Back in 2022, I did a Suricon presentation titled Jupyter Playbooks for Suricata. This led into a blog series, also available as a notebook, meant to expand on the topic and provide more context to those interested in notebooks who lack experience to get started.
This post can be thought of as continuation of that blog series, though taking on a slightly new direction. Whereas the original Jupyter series was focused on core Suricata, then now we look toward the Stamus Networks software platforms . Note that I do not mean SELKS, our turnkey Suricata based open-source IDS/NSM threat hunting system, nor Stamus Security Platform, our commercial network-based threat detection and response (NDR) system.
Instead, the focus of this article is on a software component that is shared between the two solutions. Our goal is to extend the functionalities of these products beyond what is already implemented in the user interface. Both Stamus Security Platform and SELKS (via Stamus Community Edition, or Stamus CE) share a Django web application that implements our management and backend functionalities was chosen for this task. For simplification, we’ll refer to this by its historical name, Scirius, in this article.
Interfacing our Jupyter data connectors to open-source Stamus CE means we can contribute to the Suricata community while also enhancing the product to our customers. Unfortunately, Suricata is still seen as nothing more than a rule-based IDS engine, whereas in reality it produces a ton of additional useful NSM events. Our goal is to expose this data to users in a meaningful manner. And Jupyter notebooks are the tool we chose for this task.

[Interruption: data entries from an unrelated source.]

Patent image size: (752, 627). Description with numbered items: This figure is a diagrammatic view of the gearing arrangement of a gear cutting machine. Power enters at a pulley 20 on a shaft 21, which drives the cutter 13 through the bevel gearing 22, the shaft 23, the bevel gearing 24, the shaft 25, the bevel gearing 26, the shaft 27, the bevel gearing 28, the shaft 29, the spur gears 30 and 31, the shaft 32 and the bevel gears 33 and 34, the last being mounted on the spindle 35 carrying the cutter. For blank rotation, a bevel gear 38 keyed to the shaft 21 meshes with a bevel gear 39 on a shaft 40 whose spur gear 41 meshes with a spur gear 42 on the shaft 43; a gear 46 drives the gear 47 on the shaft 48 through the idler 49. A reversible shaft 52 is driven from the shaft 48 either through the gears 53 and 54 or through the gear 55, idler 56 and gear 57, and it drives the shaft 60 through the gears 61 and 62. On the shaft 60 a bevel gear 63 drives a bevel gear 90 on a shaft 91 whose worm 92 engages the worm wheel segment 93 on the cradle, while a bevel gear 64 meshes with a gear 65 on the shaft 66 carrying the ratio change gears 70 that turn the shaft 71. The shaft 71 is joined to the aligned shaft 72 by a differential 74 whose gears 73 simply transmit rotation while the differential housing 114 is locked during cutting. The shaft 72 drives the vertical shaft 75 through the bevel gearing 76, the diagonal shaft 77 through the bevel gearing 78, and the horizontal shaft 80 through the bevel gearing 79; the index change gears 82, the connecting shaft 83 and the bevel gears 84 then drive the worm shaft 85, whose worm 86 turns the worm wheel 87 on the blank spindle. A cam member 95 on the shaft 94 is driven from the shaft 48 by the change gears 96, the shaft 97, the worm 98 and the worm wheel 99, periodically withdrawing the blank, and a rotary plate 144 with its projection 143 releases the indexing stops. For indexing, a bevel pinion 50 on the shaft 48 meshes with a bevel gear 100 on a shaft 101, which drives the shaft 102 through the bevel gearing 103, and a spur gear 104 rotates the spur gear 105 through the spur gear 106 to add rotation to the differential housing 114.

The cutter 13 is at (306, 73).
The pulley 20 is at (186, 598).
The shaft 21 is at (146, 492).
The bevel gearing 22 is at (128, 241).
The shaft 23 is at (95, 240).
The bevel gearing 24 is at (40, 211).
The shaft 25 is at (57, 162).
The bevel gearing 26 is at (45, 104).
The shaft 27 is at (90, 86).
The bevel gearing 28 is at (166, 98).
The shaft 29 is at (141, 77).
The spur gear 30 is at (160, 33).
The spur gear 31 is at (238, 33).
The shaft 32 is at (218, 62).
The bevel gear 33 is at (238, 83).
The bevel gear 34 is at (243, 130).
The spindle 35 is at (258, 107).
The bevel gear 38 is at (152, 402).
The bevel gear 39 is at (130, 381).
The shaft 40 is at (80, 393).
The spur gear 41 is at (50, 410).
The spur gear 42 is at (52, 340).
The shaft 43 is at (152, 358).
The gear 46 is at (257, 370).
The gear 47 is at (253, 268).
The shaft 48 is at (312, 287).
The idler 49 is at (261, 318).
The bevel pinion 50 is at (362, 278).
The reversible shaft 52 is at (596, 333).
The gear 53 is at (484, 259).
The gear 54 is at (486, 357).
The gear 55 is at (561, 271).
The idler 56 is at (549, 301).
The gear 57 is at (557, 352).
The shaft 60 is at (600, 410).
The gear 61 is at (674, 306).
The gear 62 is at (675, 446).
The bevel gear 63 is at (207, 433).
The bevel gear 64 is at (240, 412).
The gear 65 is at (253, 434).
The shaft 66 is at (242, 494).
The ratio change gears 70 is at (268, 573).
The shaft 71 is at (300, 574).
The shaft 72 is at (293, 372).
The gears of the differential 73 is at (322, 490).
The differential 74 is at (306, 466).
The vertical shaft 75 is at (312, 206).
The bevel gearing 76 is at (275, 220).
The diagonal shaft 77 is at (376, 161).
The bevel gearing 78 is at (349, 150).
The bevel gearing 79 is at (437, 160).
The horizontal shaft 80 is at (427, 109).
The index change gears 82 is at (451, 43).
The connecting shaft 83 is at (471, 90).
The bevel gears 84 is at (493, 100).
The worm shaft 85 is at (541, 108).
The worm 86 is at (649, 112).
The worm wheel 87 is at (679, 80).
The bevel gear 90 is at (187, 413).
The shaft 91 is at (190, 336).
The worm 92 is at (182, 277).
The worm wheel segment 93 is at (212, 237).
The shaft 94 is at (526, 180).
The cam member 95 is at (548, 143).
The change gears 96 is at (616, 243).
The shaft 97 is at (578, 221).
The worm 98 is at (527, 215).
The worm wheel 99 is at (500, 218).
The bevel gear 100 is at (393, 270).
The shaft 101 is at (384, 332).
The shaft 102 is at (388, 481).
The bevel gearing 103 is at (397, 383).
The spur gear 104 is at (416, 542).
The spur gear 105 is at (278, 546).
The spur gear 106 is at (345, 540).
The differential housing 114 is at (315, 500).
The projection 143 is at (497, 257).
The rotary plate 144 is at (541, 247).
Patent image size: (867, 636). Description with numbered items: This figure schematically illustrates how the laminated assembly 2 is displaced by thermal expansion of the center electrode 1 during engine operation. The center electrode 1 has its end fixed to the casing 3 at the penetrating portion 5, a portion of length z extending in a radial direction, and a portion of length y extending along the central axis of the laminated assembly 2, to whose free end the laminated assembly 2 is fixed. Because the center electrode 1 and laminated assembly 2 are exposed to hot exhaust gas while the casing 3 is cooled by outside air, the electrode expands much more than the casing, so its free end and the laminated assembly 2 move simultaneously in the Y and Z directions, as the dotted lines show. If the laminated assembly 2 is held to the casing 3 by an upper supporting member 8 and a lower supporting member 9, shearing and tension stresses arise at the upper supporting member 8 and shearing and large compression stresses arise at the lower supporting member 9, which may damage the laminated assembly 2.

So far we've talked about processing simple EVE log files with pandas and Jupyter notebooks. However, this approach does not scale. Pandas is designed to be simple to use, not for ingesting and transforming vast amounts of data. All processing is done in-memory, and it's not conservative in using it. On the other hand, Suricata can produce vast amounts of NSM events. Does it mean pandas is not fit for processing Suricata EVE JSON logs at scale? No, not at all!
Pandas is an amazing tool for interacting with data and for gaining quick insights. The problem is filtering and transforming large datasets. Scirius is already able to do the former by relaying queries to the backend Elasticsearch database. Our commercial Stamus Security Platform also has a powerful streaming pipeline to enhance core Suricata events, which addresses the data preparation. But even without it, the core Suricata EVE logs have so much to offer that most users never dig into.
The REST API
A little known feature in our products is the ability to query the REST API. REST, which stands for REpresentational State Transfer, is a standard paradigm for building web applications whereby the backend server is responsible for frontend components via API requests. In our case, most frontend components simply fetch and display data from backend URLs. The important part is that we have already implemented a number of useful API endpoints to fetch useful data. It's also fairly simple to add new endpoints.
But before we can discuss newly added endpoints or even how anyone could contribute to adding them, we must first explore how API queries work. In short, anyone with a proper API token is able to issue authenticated requests to endpoints. To generate that token, we must first navigate to the “Account Settings” section which is available at the top right corner of the title menu.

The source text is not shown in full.